You say you have 4 systems and communicate with sockets.
Why not use shared memory for better performance?
How many different processes do you use and how do you distribute them?
15 years ago, I used shared memory for process communication when all the systems run on the same server. I used shared memory and semaphores at the time, I have created queues in the shared memory and it was faster than sockets at the time.
with the current trading system, in the OMS I developed and used a lock free queue using shared memory and atomic operation, the latency was around100 nanoseconds.
between the other systems I used sockets for flexibility as they could move to different servers.
and discovered that using KQueue was fast enough for the strategies developed at the time.
I didn’t measure the latency of the kQueue and sockets, but it is in the order of sub microseconds, which was good enough.
the feed handler use multithreading and the number of threads depends on the needed securities, as we used the feed handler for the Bats market, which the data coming on 31 channels, so it depends on how many channels needed the distribution could be different.
then the strategy/signal generator used 2 threads, and the OMS 2 threads also, one for communications and managing orders, and the others used for asynchronous archiving of all events.
Are your strategies developed in D or in a scripting language? (you mentioned lua for your configuration files)
The startup which I worked with to use my platform didn’t deliver high-frequency strategies.
They delivered some basic and non-sense strategies, which I coded for them in D.
These strategies never were profitable, and didn’t need this type of high-frequency platform.
One of the reason, that I discontinued working with that startup, as unfortunately they didn’t deliver of a lot of their promises.
Since, 1 year, I am working on my own, and continue developing the platform on my own.
Lua used for configuration, and also it is possible to extend the system and use Lua for writing strategies for real life (latency not very important). or for simulation.
Hi, could you tell more about the latencies inside the platform?
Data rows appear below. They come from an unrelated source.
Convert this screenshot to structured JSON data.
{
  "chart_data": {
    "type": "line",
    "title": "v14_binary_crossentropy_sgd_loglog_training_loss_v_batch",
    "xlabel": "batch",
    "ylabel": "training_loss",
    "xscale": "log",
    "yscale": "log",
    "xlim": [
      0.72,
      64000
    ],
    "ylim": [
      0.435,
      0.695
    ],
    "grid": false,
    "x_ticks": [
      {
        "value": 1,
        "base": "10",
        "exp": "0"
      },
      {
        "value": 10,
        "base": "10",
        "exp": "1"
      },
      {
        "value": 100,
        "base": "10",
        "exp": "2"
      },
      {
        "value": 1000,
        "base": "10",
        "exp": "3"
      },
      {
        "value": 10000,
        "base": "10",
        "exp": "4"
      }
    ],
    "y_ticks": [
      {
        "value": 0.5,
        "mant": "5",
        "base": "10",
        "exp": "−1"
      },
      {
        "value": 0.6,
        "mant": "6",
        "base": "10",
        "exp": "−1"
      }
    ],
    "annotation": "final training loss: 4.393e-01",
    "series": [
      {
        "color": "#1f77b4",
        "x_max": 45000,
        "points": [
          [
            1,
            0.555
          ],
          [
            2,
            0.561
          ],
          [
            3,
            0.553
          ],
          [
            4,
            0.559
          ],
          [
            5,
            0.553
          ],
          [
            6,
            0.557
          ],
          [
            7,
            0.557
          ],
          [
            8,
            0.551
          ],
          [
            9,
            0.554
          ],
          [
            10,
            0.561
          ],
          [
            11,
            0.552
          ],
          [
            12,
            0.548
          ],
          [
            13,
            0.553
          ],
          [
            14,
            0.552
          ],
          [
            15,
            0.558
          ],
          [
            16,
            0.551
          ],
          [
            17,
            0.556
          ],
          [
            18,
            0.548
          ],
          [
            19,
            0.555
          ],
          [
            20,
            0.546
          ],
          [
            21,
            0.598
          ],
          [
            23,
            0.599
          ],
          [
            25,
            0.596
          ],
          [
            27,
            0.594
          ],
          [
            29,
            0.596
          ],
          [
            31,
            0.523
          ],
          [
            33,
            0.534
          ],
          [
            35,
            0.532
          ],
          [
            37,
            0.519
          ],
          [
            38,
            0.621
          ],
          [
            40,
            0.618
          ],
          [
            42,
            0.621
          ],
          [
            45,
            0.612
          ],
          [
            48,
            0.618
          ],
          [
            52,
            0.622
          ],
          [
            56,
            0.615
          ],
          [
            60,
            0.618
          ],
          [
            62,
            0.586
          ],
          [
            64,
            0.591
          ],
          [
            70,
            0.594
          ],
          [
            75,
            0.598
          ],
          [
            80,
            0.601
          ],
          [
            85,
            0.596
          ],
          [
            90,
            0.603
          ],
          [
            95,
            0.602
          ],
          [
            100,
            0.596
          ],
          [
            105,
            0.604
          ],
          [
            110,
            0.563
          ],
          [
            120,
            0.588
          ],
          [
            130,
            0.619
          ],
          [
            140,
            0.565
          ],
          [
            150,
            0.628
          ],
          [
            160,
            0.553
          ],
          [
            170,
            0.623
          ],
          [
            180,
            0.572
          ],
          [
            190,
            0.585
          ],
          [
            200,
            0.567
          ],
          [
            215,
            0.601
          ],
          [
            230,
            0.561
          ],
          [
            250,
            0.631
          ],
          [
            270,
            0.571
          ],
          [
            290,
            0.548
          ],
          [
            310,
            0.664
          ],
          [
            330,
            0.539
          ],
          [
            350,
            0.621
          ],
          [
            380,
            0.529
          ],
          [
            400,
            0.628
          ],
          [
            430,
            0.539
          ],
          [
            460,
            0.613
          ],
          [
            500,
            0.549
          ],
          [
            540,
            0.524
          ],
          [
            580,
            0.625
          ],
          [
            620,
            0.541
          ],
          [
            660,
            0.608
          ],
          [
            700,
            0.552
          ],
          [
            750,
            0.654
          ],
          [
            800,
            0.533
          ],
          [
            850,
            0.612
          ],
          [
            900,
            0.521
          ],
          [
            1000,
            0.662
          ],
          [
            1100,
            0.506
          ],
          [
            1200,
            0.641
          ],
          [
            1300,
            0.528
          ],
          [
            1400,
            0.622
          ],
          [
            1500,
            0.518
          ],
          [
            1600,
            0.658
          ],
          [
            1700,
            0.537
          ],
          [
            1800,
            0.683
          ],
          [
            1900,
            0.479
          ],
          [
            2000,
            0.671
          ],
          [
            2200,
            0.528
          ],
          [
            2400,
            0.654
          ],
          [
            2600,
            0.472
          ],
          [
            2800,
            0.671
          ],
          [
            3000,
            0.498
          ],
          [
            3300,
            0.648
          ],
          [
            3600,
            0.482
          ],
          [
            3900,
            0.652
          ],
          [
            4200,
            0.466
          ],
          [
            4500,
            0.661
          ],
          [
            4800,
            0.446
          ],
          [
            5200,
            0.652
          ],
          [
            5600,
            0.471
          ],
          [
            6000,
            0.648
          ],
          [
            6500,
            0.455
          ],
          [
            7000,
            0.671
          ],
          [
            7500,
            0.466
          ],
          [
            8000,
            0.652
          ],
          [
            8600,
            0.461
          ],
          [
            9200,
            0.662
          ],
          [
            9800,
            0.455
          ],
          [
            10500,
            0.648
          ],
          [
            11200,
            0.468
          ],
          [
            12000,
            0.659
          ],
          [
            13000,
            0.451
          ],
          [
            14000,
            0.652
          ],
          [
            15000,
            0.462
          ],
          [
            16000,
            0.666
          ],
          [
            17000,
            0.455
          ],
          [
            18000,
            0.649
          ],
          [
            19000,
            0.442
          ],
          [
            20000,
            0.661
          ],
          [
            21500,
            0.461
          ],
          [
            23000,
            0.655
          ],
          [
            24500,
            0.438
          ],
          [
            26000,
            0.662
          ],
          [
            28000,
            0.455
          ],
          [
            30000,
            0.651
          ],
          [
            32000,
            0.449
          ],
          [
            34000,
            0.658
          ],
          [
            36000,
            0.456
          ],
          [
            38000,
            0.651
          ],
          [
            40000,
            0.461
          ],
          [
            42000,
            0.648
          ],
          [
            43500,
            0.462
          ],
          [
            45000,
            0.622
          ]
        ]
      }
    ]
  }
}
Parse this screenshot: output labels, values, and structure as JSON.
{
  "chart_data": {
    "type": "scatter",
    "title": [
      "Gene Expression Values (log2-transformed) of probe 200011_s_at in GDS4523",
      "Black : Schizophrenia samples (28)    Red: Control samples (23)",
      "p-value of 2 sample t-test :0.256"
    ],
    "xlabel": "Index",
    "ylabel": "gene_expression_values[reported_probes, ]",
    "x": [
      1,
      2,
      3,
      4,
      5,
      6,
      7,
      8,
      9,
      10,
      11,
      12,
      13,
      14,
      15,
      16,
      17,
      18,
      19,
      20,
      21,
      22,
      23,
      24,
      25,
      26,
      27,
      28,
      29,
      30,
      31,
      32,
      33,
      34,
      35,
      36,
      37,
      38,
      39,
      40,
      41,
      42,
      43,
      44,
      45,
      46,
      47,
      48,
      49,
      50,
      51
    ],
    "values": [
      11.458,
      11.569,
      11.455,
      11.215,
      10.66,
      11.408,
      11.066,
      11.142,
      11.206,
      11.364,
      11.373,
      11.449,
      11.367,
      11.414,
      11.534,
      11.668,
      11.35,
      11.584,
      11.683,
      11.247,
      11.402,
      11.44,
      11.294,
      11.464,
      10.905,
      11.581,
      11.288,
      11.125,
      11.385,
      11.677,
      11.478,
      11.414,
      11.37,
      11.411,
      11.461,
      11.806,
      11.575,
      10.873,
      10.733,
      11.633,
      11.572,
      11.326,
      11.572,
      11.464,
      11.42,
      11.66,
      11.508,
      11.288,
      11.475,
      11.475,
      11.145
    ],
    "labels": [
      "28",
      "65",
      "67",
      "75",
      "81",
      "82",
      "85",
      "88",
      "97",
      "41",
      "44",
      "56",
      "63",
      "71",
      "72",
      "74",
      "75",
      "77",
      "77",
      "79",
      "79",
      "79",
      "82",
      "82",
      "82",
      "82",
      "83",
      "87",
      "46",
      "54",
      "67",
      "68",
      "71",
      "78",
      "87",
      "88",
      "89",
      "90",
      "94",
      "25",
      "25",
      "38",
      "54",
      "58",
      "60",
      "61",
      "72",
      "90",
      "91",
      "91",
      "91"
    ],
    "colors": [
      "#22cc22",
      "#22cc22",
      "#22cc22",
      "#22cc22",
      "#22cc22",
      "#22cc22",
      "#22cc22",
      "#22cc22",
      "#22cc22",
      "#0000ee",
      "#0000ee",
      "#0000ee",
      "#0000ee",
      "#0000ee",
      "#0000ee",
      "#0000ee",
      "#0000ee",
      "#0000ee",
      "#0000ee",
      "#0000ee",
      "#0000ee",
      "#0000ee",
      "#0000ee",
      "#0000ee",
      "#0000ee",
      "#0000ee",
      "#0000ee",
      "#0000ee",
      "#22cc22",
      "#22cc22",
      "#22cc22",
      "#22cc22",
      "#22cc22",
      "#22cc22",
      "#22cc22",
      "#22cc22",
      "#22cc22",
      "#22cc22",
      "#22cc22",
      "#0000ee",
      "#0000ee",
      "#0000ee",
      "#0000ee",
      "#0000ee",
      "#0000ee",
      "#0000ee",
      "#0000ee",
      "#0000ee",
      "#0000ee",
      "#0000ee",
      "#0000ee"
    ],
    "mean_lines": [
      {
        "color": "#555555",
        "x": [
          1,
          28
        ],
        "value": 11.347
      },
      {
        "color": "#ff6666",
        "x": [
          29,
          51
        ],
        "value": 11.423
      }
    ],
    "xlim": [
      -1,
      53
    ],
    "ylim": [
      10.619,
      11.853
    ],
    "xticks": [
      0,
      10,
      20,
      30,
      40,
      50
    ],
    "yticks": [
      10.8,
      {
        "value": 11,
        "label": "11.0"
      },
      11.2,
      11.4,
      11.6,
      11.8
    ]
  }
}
What times have been achieved?
The latency of the feed handler (BATS), in average is 100 nanoseconds.
We had signal generator, which I don’t include it is latency, as it is not on the path of (feed handler -> strategy -> OMS), and it has some heavy calculations, which was taking around 30 microseconds, and send signal to strategy.
The strategy was a vert simple one (not successful).
The time from the strategy receive a signal from the signal generator to the packet reach the output socket of the OMS was around 300 nanoseconds.
the latency of the packet from feed handler to (signal generator and strategy) should be in the order of 200 nanoseconds.
So, you could say 100 nanoseconds for the feed handler + 200 nanoseconds + 300 nanoseconds = 600 nanoseconds.
at the time we had Mellanox network cards, I did the measurement using 2 similar servers with similar cards, doing ping-pong -> latency of the card in+out is 5.4 microseconds.
which make the entire latency of the system with these cards around 6 microseconds.
recently, I saw some network cards from Solarflare advertising 300 nanoseconds using unload, or 15-20 nanoseconds using DirecTCP (I didn’t try these cards).
but if it is true, the latency of the system could improve dramatically.
Thanks for your interest,
Do you think 100 nano is the fastest you can get it in D for an ITCH/Pitch feed? As it can def be much faster. A pure SW based trading stack in C++ with kernelbypass cards could easily achieve sub 2uS and we have/are at 1100-1300 nano for simple stuff.